I don't see why not.  The key is make sure they don't get too much/any smoke flavor. 

At cookoffs we have used this to cook biscuits.

outdoor oven


----------



## GB (Jul 6, 2005)

Hi Tanis, I am pretty sure it is possible, at least with a gas grill. It would probably be too hard to keep a constant temp with charcoal. Another member here mentioned that he used unglazed quary stone or a pizza stone in his grill and uses it like an oven all the time. He also puts a probe thermometer on there so he knows how hot the grill is set.


----------



## tancowgirl2000 (Jul 6, 2005)

Thanks guys....I'll try that tomorrow....


----------



## Bogatee (May 21, 2007)

Ive tried to cook biscuits and muffins while backpacking. It can be a little tough. One thing ive noticed is that the bottom gets over cooked (burnt) while top is still raw.
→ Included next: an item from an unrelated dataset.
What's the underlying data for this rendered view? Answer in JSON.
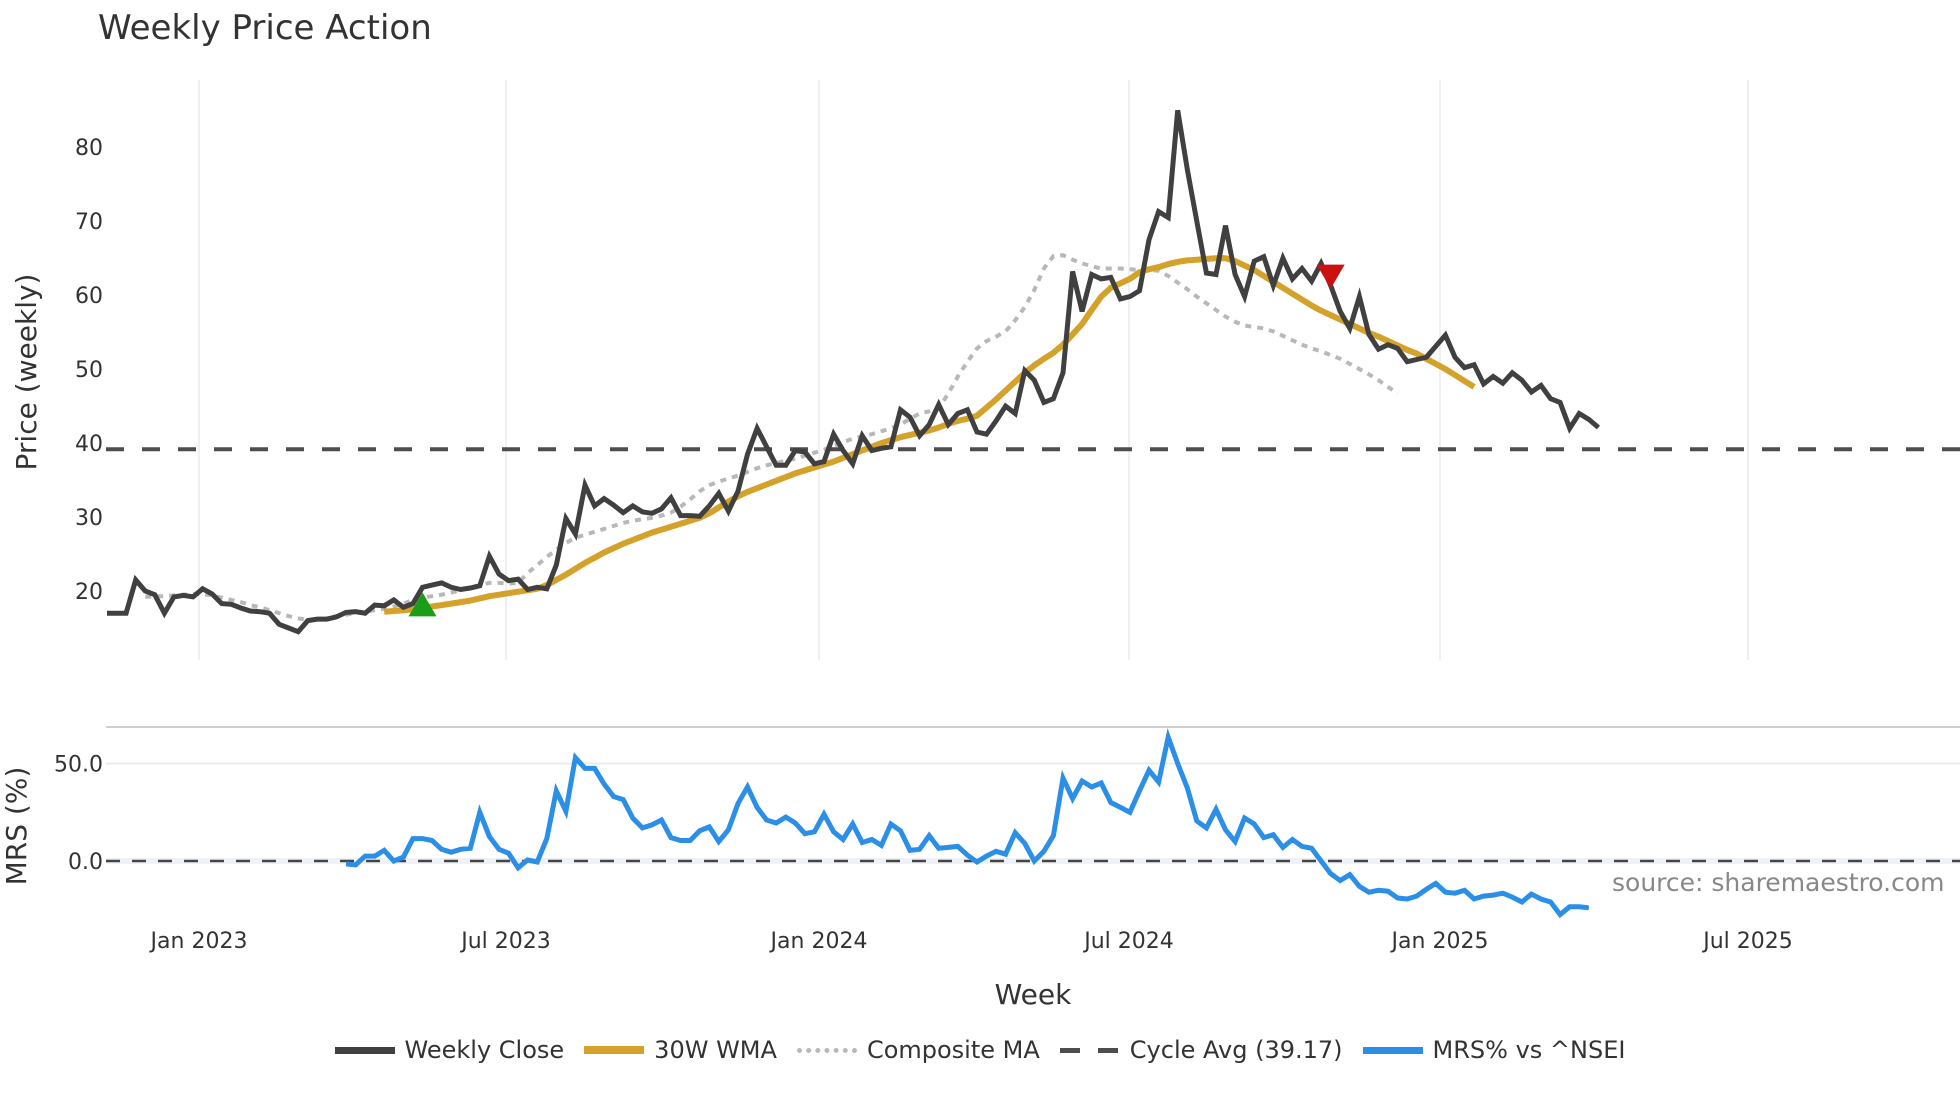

So when trying to bake over a grill you should try to add heat to the top of the pan as well as the bottom. Over a fire you can build an additional little fire on the lid of your pan. Good luck!


----------



## bowlingshirt (May 21, 2007)

Bogatee said:
			
		

> Ive tried to cook biscuits and muffins while backpacking. It can be a little tough. One thing ive noticed is that the bottom gets over cooked (burnt) while top is still raw. So when trying to bake over a grill you should try to add heat to the top of the pan as well as the bottom. Over a fire you can build an additional little fire on the lid of your pan. Good luck!


 
You could try offsetting the food from the fire.


----------



## Half Baked (May 21, 2007)

Although microwaved bread thingys are 'different', I think if I was bound and determined to make muffins, they'd be better microwaved rather than bbq'd.  

If the workmen are in the kitchen, the microwave could be plugged in on the porch.


----------